Is this server strategy reckless and/or insane?

matteo nunziati

@jaredbusch said in Is this server strategy reckless and/or insane?:

@matteo-nunziati said in Is this server strategy reckless and/or insane?:

@scottalanmiller said in Is this server strategy reckless and/or insane?:

@matteo-nunziati said in Is this server strategy reckless and/or insane?:

@dustinb3403 I'm running it on microSD .... Brrrr

So many posts... running what?

Running hyperv on microSD. HPE microSD.

You can do it. It is not recommended, and Windows will not install itself there. You have to work around the installer to do it to a SD card.

What happened to me was that I had to run install commands from cmd line because hpe controller didn't set the removeable bit of the microsd. Actually is the "removeability" of the device which drives the installer crazy.
Btw hpe certifies this config so it is something like "oem allowed". Let see!

matteo nunziati

@tim_g said in Is this server strategy reckless and/or insane?:

@matteo-nunziati said in Is this server strategy reckless and/or insane?:

I've seen sata ssd x4 raid5 outperform 15k sas x4 raid 10.

x4 SSD any RAID level will outperform x4 15k HDD in any configuration

You're looking at a max of like 250ish realistic IOPS with 15k HDDs. Sure, you can get more at like 100% sequential reads, but not in typical use.

An SSD will give at least tens of thousands IOPS drives, up to hundreds of thousands per drive. There really is no comparison.
If you dectivate cache, ssd write perf is not so stellar on sata. Read is still fast.

StorageNinja

@tim_g said in Is this server strategy reckless and/or insane?:

x4 SSD any RAID level will outperform x4 15k HDD in any configuration

ehhhhh There are some low end SSD's that are "read optimized" that if I throw steady state throughput writes at they will fall over and implode (latency, shoot to the roof especially when Garbage collection kicks in, or the drive starts to get full).
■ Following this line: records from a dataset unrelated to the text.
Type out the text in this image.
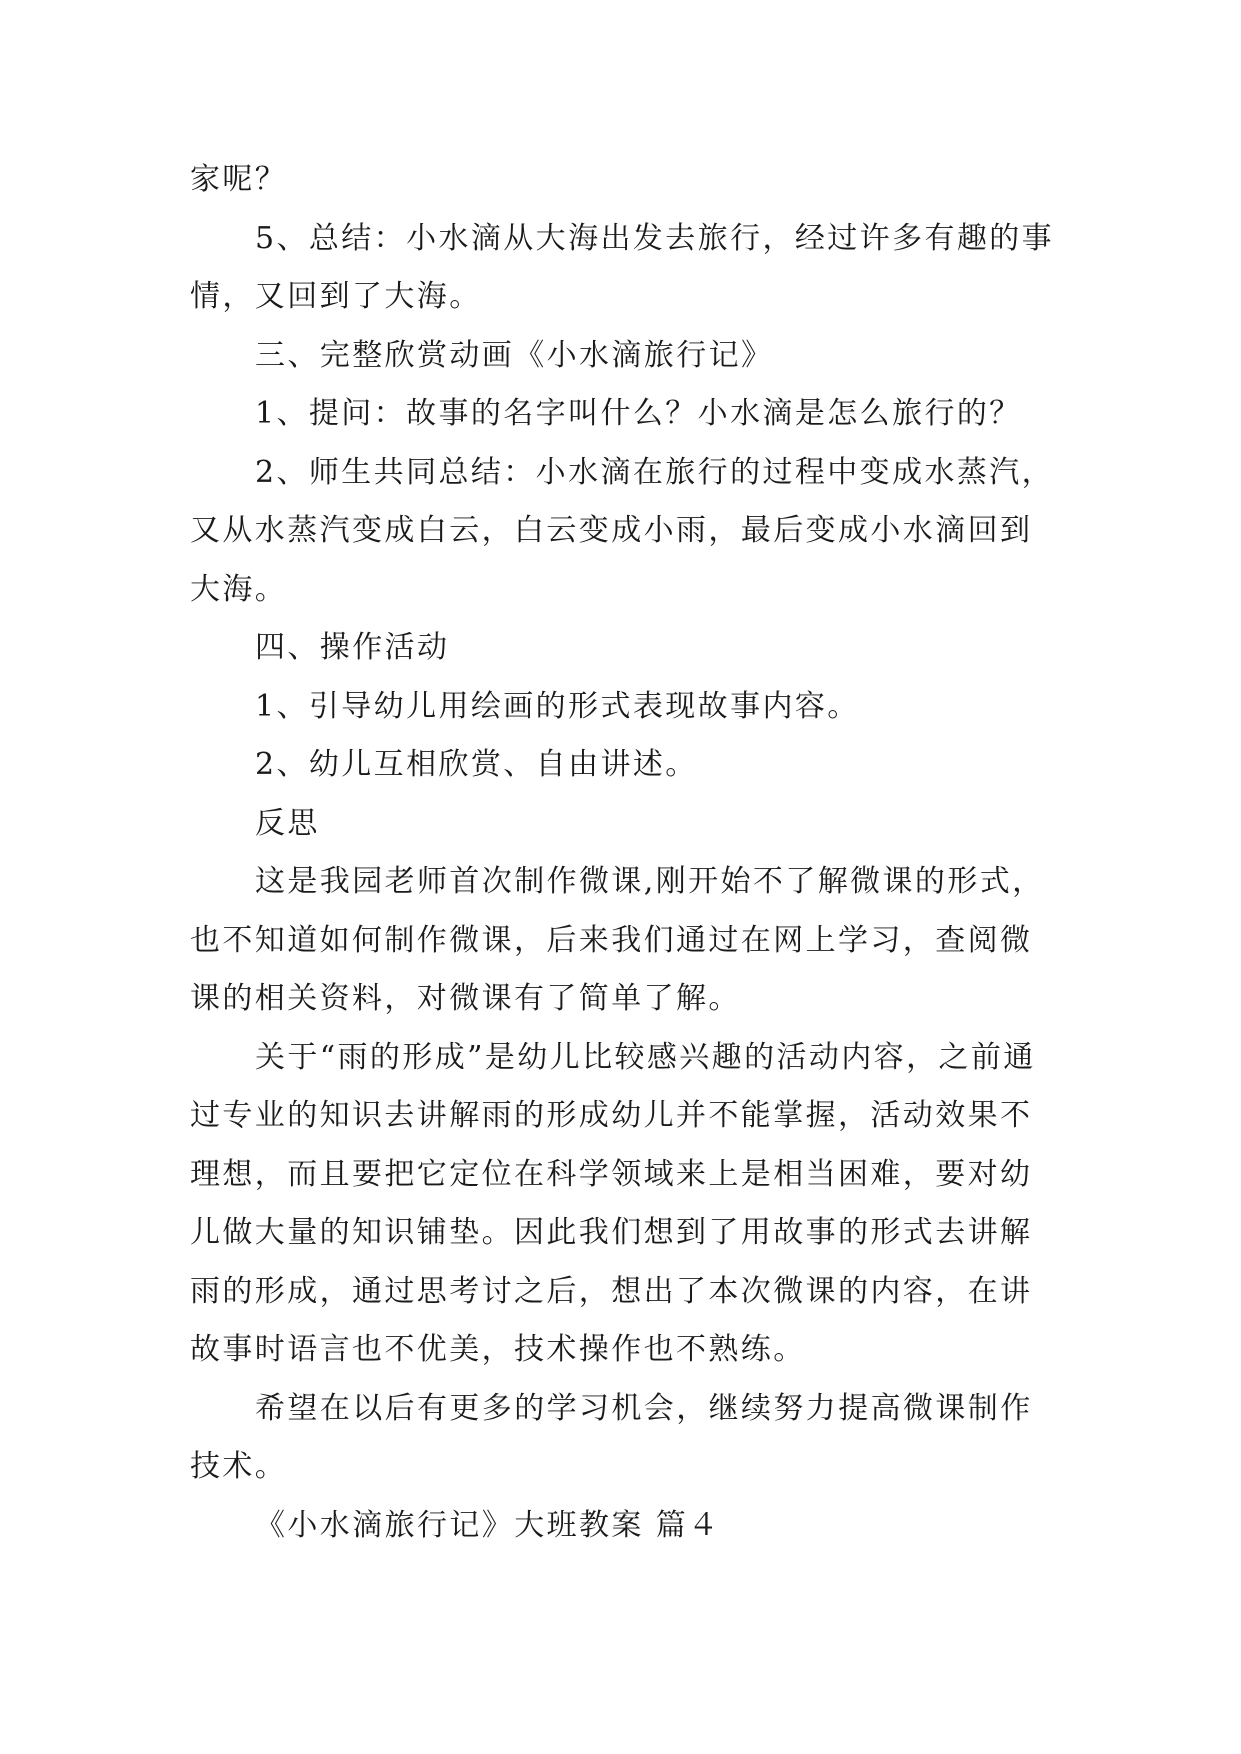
家呢？

5、总结：小水滴从大海出发去旅行，经过许多有趣的事情，又回到了大海。

三、完整欣赏动画《小水滴旅行记》

1、提问：故事的名字叫什么？小水滴是怎么旅行的？

2、师生共同总结：小水滴在旅行的过程中变成水蒸汽，又从水蒸汽变成白云，白云变成小雨，最后变成小水滴回到大海。

四、操作活动

1、引导幼儿用绘画的形式表现故事内容。

2、幼儿互相欣赏、自由讲述。

反思

这是我园老师首次制作微课,刚开始不了解微课的形式，也不知道如何制作微课，后来我们通过在网上学习，查阅微课的相关资料，对微课有了简单了解。

关于“雨的形成”是幼儿比较感兴趣的活动内容，之前通过专业的知识去讲解雨的形成幼儿并不能掌握，活动效果不理想，而且要把它定位在科学领域来上是相当困难，要对幼儿做大量的知识铺垫。因此我们想到了用故事的形式去讲解雨的形成，通过思考讨之后，想出了本次微课的内容，在讲故事时语言也不优美，技术操作也不熟练。

希望在以后有更多的学习机会，继续努力提高微课制作技术。

《小水滴旅行记》大班教案 篇４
If you don't have NVDIMM's doing write Coalesce or a 2 tier design (write endurance to absorb the writes) you can get really unpredictable latency out of the lower tier SATA SSD's.

StorageNinja

@scottalanmiller said in Is this server strategy reckless and/or insane?:

And that's on SATA. Go to PCIe and you can breach a million per drive!

Technically the "Million IOPS" card is NVMe (also it's reads only and that is most CERTAINLY reporting numbers coming from the DRAM on the card and not the actual NAND).

StorageNinja

@matteo-nunziati said in Is this server strategy reckless and/or insane?:

About bench. I've made some tests with my new server before deployment. Disabling controller and disk cache helped a lot understanding real perf of disks.
I've seen sata ssd x4 raid5 outperform 15k sas x4 raid 10.
Enabling cache at controller level blends things, even with big files making benches a bit more blurry.

Running benchmarks is a dark art. Especially with Cache.

Some workloads are cache friendly (So a hybrid system of DRAM or NAND cache and magnetic drives will work the same as an "all flash").
There are a lot of Cache's.. There are controller caches, their are DRAM caches inside of drives (You can't disable this on SSD's, and can only sometimes turn they off on SATA magnetic drives and others). Some SDS systems use one tier of NAND as a Write Cache also, some do read/write caches.
Trying to maximize drives when testing them for Throughput or IOPS is different than trying to profile steady state latency under low queue depth.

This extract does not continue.